Clinical practice guidelines for the assessment of potential kidney transplant recipients reviewed access to renal transplantation and the evaluation, and selection and preparation of potential transplant recipients (Dudley & Harden, 2011). Nine recommendations for the pre-transplant assessment, evaluation, selection and screening of potential renal transplantation recipients are provided. These include guidelines for patients with cancer and prior testing for viral infections (Dudley & Harden, 2011).

  • Potential recipients of renal transplantation with previous malignancy (excluding non-melanoma skin cancer) should only be considered if there is no evidence of persistent cancer. The recommended waiting time between successful tumour treatment/remission and transplantation should be at least 2 years, and extended to longer than 5 years for some malignancies (Dudley & Harden, 2011).
  • Potential recipients should undergo testing for cytomegalovirus (CMV), Epstein-Barr virus (EBV), varicella zoster virus (VZV), hepatitis B and C and human immunodeficiency virus (HIV) (Dudley & Harden, 2011).

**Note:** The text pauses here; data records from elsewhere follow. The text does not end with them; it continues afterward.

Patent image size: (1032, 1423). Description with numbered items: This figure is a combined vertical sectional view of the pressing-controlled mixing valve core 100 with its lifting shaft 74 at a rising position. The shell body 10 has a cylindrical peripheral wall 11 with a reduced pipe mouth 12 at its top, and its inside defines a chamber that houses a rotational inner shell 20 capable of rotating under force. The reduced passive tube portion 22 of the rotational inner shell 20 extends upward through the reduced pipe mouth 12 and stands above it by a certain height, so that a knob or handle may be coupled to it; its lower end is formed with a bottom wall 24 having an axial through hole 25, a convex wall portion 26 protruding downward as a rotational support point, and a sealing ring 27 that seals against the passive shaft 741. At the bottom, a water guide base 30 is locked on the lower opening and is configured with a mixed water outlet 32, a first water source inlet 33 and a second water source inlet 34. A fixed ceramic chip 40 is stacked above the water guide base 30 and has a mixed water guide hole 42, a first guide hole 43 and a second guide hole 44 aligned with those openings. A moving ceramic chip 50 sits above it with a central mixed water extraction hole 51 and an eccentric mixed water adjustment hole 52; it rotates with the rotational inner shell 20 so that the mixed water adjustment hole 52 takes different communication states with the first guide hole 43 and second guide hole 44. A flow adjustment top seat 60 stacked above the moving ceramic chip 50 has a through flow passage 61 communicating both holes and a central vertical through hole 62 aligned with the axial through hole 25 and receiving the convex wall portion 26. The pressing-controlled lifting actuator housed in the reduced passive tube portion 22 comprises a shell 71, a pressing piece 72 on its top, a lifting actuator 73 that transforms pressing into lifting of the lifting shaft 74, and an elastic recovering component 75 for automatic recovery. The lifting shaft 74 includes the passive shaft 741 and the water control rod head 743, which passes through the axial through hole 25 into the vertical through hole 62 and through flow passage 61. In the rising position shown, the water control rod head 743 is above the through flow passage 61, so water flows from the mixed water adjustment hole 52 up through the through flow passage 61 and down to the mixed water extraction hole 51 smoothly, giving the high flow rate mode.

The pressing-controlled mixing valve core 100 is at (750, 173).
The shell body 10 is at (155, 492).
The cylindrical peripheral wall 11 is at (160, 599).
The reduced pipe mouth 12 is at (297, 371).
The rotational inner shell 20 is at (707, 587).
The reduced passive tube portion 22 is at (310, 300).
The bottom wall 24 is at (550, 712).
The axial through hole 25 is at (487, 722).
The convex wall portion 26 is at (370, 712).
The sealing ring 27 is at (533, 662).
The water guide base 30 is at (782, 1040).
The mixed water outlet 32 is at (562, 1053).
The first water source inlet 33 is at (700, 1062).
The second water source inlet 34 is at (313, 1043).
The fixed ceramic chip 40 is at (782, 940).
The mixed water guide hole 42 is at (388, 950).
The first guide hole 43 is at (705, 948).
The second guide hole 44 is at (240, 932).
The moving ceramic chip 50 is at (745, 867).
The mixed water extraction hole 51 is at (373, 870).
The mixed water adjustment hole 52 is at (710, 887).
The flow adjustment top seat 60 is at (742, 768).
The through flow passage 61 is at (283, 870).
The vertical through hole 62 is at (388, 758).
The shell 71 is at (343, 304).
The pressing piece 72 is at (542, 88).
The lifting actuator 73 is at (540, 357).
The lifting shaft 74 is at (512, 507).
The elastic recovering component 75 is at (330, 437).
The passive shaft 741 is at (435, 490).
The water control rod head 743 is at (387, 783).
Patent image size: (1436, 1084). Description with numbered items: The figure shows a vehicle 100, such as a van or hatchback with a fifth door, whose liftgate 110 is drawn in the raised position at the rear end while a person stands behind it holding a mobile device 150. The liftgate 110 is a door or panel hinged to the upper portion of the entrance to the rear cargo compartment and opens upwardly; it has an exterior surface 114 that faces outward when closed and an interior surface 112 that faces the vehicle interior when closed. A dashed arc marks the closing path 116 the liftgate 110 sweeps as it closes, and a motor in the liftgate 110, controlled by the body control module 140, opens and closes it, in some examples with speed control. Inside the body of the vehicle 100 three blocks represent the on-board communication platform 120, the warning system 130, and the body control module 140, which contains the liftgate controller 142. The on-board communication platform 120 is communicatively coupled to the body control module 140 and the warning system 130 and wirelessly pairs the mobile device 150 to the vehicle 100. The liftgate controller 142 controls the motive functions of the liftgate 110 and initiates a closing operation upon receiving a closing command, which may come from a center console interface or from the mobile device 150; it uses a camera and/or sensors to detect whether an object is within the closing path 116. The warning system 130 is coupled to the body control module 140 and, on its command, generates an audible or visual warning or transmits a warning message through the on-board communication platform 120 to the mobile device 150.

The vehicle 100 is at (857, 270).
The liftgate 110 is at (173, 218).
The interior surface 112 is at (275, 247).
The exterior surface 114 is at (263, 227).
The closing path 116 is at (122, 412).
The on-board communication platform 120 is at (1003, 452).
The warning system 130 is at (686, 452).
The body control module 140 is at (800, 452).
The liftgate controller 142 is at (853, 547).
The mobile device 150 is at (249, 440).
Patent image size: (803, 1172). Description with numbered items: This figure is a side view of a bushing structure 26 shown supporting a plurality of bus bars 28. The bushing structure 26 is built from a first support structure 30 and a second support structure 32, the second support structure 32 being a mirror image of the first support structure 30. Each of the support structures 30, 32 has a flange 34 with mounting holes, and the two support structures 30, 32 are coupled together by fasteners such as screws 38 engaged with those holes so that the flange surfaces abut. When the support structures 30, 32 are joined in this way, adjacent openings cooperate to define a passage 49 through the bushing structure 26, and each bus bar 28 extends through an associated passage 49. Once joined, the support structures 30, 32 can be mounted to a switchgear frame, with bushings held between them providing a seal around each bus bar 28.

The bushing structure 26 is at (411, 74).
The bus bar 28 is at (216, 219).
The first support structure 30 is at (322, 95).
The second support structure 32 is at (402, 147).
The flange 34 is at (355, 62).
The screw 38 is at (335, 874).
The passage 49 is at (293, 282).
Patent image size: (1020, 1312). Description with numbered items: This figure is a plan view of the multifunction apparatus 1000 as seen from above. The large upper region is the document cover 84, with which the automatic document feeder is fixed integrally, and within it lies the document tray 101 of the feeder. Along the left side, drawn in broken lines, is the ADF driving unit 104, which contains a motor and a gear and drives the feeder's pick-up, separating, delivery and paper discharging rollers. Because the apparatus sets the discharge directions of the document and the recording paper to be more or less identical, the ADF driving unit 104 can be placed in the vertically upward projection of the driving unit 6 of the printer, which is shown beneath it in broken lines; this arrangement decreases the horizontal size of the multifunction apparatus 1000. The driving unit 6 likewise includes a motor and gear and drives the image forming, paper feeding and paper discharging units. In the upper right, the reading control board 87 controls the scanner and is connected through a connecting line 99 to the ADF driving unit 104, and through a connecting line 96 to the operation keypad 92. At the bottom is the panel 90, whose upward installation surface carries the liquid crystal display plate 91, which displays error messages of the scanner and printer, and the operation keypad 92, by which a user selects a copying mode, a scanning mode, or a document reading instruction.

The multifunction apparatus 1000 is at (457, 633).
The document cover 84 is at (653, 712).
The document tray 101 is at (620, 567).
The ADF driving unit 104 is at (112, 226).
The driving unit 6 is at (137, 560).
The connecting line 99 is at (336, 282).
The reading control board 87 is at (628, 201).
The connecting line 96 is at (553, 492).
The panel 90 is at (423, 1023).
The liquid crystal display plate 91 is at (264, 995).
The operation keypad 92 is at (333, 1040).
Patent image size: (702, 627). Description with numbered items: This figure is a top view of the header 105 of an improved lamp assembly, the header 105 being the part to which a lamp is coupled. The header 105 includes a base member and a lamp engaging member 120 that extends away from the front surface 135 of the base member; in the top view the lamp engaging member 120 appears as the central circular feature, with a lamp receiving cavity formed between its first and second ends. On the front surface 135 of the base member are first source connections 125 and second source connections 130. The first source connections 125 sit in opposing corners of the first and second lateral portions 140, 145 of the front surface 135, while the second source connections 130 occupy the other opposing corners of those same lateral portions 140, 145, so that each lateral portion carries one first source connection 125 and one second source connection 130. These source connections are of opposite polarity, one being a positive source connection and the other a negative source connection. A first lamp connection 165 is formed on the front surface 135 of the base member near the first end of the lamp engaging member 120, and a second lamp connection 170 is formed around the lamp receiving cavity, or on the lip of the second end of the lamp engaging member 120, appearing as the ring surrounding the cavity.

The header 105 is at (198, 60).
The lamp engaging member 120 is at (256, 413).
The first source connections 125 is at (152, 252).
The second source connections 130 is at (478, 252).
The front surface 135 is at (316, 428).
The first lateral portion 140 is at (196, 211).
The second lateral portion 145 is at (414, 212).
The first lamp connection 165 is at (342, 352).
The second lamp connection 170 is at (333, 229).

BK virus (BKV) can cause graft dysfunction or failure in kidney transplant recipients and haemorrhagic cystitis in allogeneic HSCT patients. A review by Elfadawy et al. (2018) gives an overview of BK virology, epidemiology, diagnosis and management. BK virus-associated nephropathy (BKVAN) emerged as a common complication in the late 1990s, probably due to the introduction of potent immunosuppressive agents. BKVAN occurred in up to 5% of kidney transplant recipients, with graft failure in up to 70%. Since universal implementation of effective screening and treatment strategies, BKV is no longer a common cause of graft failure and reported graft loss is only 0% to 5%.

A review of international guidelines published between 2001 and 2011 for patients on waiting lists for kidney transplantation identified some inconsistencies between guidelines regarding eligibility criteria (Batabyal et al., 2012).

European Renal Best Practice Guidelines on evaluation of kidney donors and recipients, and perioperative care have recently been published (Abramowicz et al., 2015).

The British Transplantation Society has developed guidelines for kidney and/or pancreas transplantation in patients with HIV (British Transplantation Society, 2015).

A retrospective study was performed to investigate the effect of higher donor age on graft function and kidney transplantation (Magott-Procelewska et al., 2018). The single-centre study followed 345 adult transplant recipients during the post-transplant course (median, 9.4 years). Fifty-eight patients received kidneys from donors at least 55 years old. An improvement in the estimated glomerular filtration rate at 36 months after transplantation was a good prognostic factor for long-term kidney function. Higher donor age decreased the chance for improvement of kidney function by 2.8% per year of life (p=0.0244). A higher uric acid level was associated with inferior kidney function in recipients of older kidneys while recipients of older kidneys with normal uric acid level presented satisfactory outcomes. The results suggest an important association between older donor age and decreased allograft function in kidney recipients with an elevated uric acid level.